Monday, March 27, 2006

 

Scalia Claims Guantanamo Detainees Have No Right to Fair Trial

This week, the Supreme Court will hear arguments on whether the special military commissions created by the Bush administration to try Guantanamo detainees violate national and international law, as human rights groups charge.

But Justice Antonin Scalia doesn’t have to wait for arguments — his mind is already made up. Newsweek reports that in a controversial unpublicized March 8 speech, Scalia “dismissed the idea that the detainees have rights under the U.S. Constitution or international conventions.”
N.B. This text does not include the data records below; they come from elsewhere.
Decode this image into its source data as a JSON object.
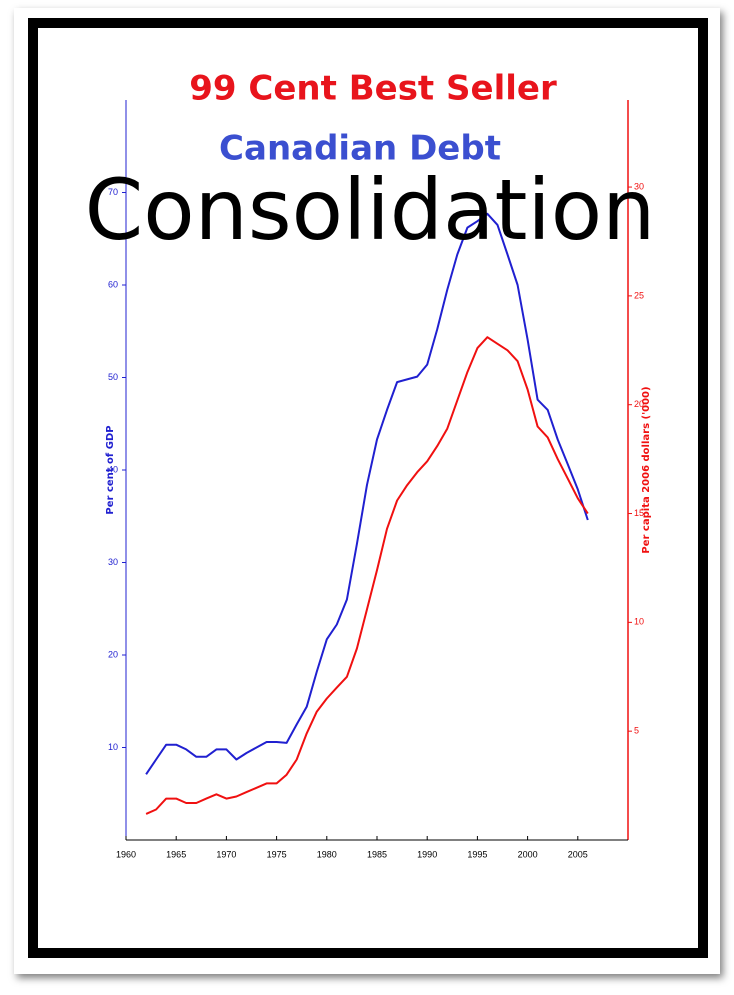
{
  "chart_data": {
    "type": "line",
    "tagline": "99 Cent Best Seller",
    "subtitle": "Canadian Debt",
    "title": "Consolidation",
    "y_label": "Per cent of GDP",
    "y2_label": "Per capita 2006 dollars ('000)",
    "x": [
      1962,
      1963,
      1964,
      1965,
      1966,
      1967,
      1968,
      1969,
      1970,
      1971,
      1972,
      1973,
      1974,
      1975,
      1976,
      1977,
      1978,
      1979,
      1980,
      1981,
      1982,
      1983,
      1984,
      1985,
      1986,
      1987,
      1988,
      1989,
      1990,
      1991,
      1992,
      1993,
      1994,
      1995,
      1996,
      1997,
      1998,
      1999,
      2000,
      2001,
      2002,
      2003,
      2004,
      2005,
      2006
    ],
    "series": [
      {
        "color": "#2020d0",
        "axis": "y",
        "values": [
          7.1,
          8.7,
          10.3,
          10.3,
          9.8,
          9,
          9,
          9.8,
          9.8,
          8.7,
          9.4,
          10,
          10.6,
          10.6,
          10.5,
          12.5,
          14.4,
          18.2,
          21.7,
          23.3,
          26,
          32,
          38.4,
          43.3,
          46.5,
          49.5,
          49.8,
          50.1,
          51.4,
          55.2,
          59.5,
          63.3,
          66.2,
          66.9,
          67.7,
          66.5,
          63.3,
          60,
          54.1,
          47.6,
          46.5,
          43.3,
          40.6,
          37.9,
          34.6
        ]
      },
      {
        "color": "#f01010",
        "axis": "y2",
        "values": [
          1.2,
          1.4,
          1.9,
          1.9,
          1.7,
          1.7,
          1.9,
          2.1,
          1.9,
          2,
          2.2,
          2.4,
          2.6,
          2.6,
          3,
          3.7,
          4.9,
          5.9,
          6.5,
          7,
          7.5,
          8.8,
          10.6,
          12.4,
          14.3,
          15.6,
          16.3,
          16.9,
          17.4,
          18.1,
          18.9,
          20.2,
          21.5,
          22.6,
          23.1,
          22.8,
          22.5,
          22,
          20.7,
          19,
          18.5,
          17.5,
          16.6,
          15.7,
          15
        ]
      }
    ],
    "xlim": [
      1960,
      2010
    ],
    "xticks": [
      1960,
      1965,
      1970,
      1975,
      1980,
      1985,
      1990,
      1995,
      2000,
      2005
    ],
    "ylim": [
      0,
      80
    ],
    "yticks": [
      10,
      20,
      30,
      40,
      50,
      60,
      70
    ],
    "y2lim": [
      0,
      34
    ],
    "y2ticks": [
      5,
      10,
      15,
      20,
      25,
      30
    ],
    "y_color": "#2020d0",
    "y2_color": "#f01010"
  }
}
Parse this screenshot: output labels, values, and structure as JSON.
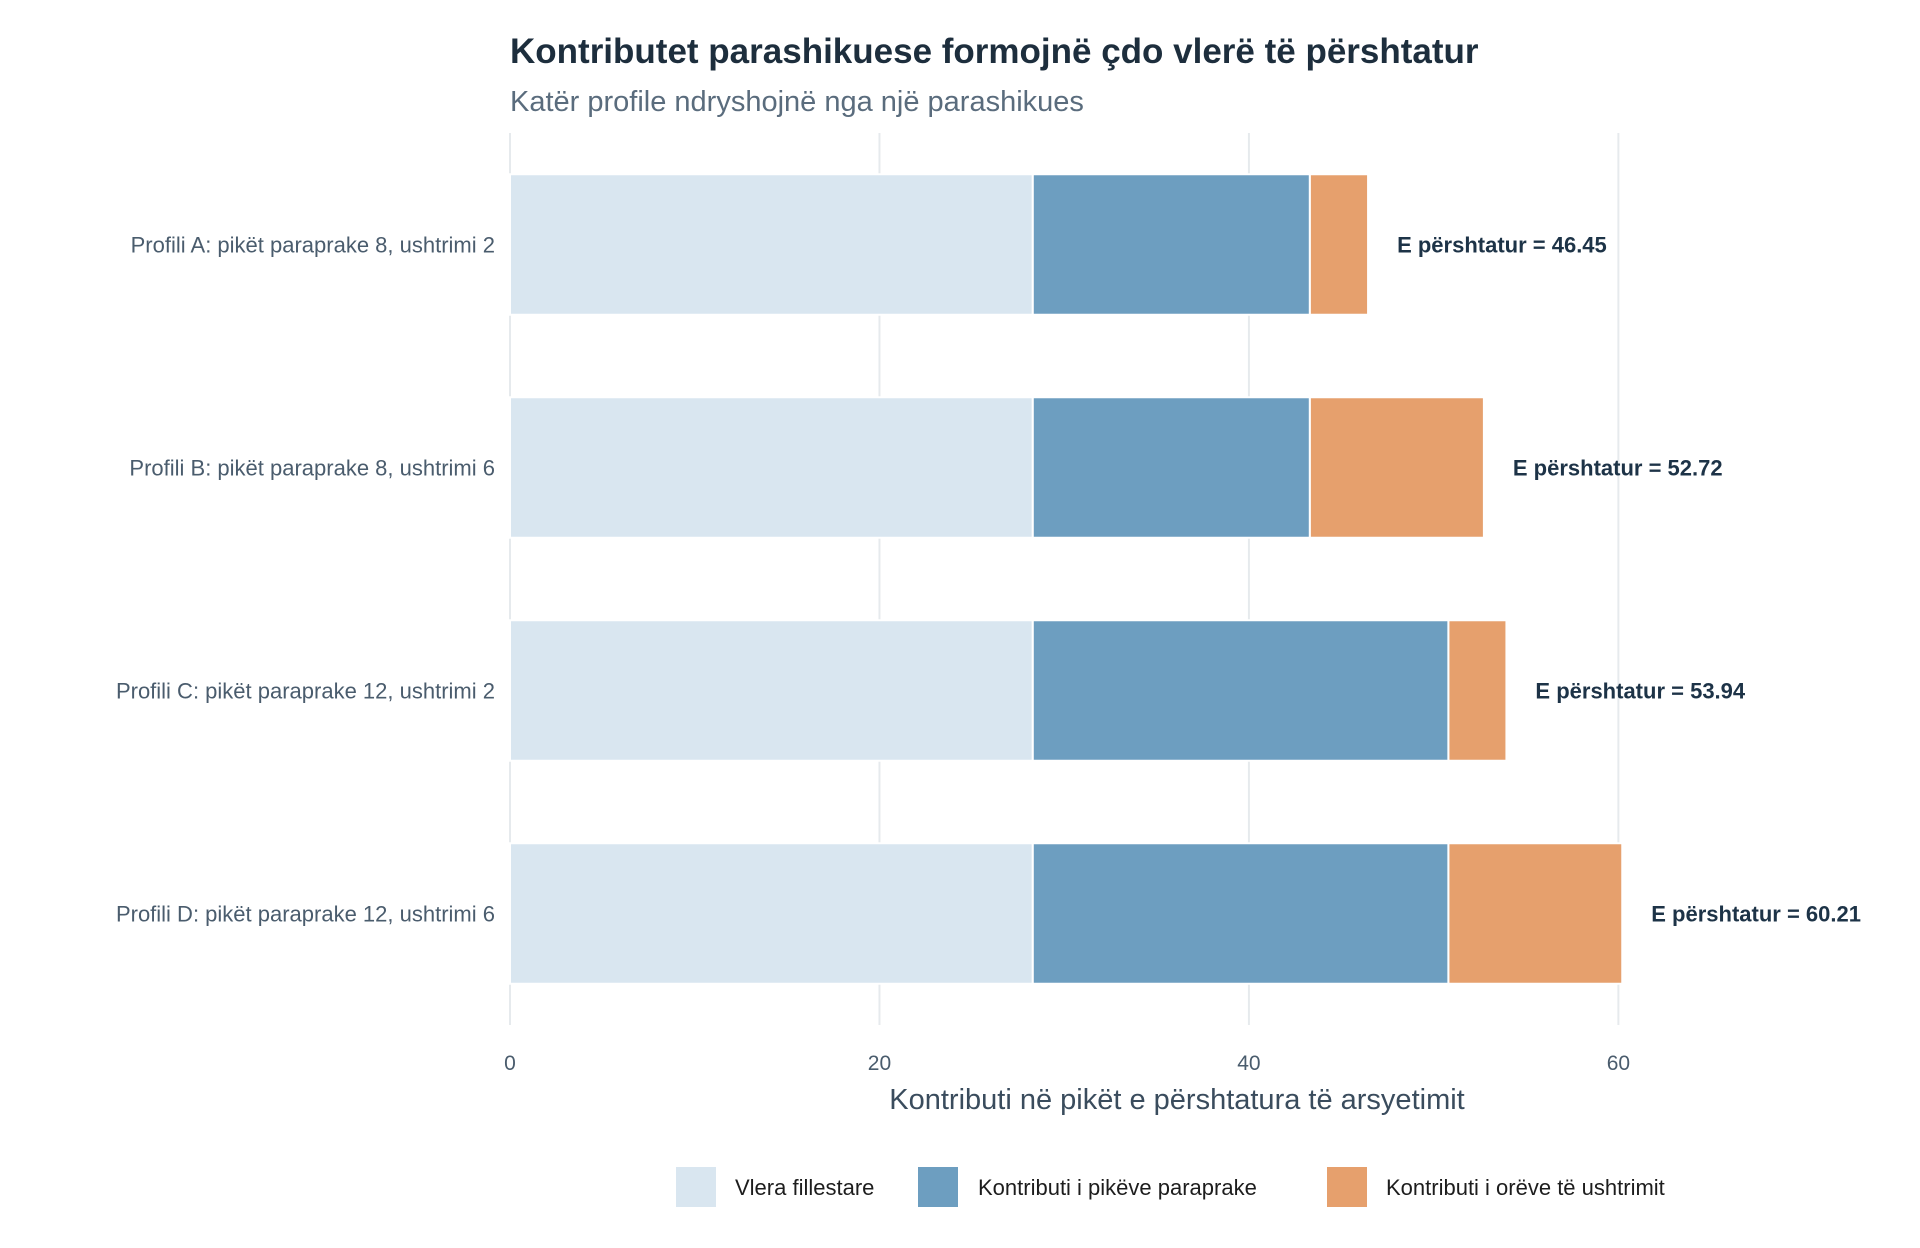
{
  "chart_data": {
    "type": "bar",
    "orientation": "horizontal",
    "stacked": true,
    "title": "Kontributet parashikuese formojnë çdo vlerë të përshtatur",
    "subtitle": "Katër profile ndryshojnë nga një parashikues",
    "xlabel": "Kontributi në pikët e përshtatura të arsyetimit",
    "ylabel": "",
    "xlim": [
      0,
      74
    ],
    "x_ticks": [
      0,
      20,
      40,
      60
    ],
    "grid": true,
    "legend_position": "bottom",
    "categories": [
      "Profili A: pikët paraprake 8, ushtrimi 2",
      "Profili B: pikët paraprake 8, ushtrimi 6",
      "Profili C: pikët paraprake 12, ushtrimi 2",
      "Profili D: pikët paraprake 12, ushtrimi 6"
    ],
    "series": [
      {
        "name": "Vlera fillestare",
        "color": "#d9e6f0",
        "values": [
          28.3,
          28.3,
          28.3,
          28.3
        ]
      },
      {
        "name": "Kontributi i pikëve paraprake",
        "color": "#6d9ec0",
        "values": [
          15.0,
          15.0,
          22.5,
          22.5
        ]
      },
      {
        "name": "Kontributi i orëve të ushtrimit",
        "color": "#e6a06d",
        "values": [
          3.15,
          9.42,
          3.14,
          9.41
        ]
      }
    ],
    "data_labels": [
      "E përshtatur = 46.45",
      "E përshtatur = 52.72",
      "E përshtatur = 53.94",
      "E përshtatur = 60.21"
    ]
  }
}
War is war, and it has never been the case that when you captured a combatant you have to give them a jury trial in your civil courts,” he says on a tape of the talk reviewed by NEWSWEEK. “Give me a break.” Challenged by one audience member about whether the Gitmo detainees don’t have protections under the Geneva or human-rights conventions, Scalia shot back: “If he was captured by my army on a battlefield, that is where he belongs. I had a son on that battlefield and they were shooting at my son and I’m not about to give this man who was captured in a war a full jury trial. I mean it’s crazy.” Scalia was apparently referring to his son Matthew, who served with the U.S. Army in Iraq.

Scalia needs to follow the law and recuse himself from the case, as he did two years ago in a case involving the Pledge of Allegiance. According to Newsweek, some experts doubt whether recusal is warranted since Scalia “didn’t refer directly to this week’s case.” But the statute governing inappropriate judicial speech — Title 28, Section 455 of the U.S. Code — does not require such a reference. It states:

Any justice, judge, or magistrate judge of the United States shall disqualify himself in any proceeding in which his impartiality might reasonably be questioned.

The ball is now in Scalia’s court — he alone decides whether he will rule on the case. A Court spokesperson said he had “no comment.”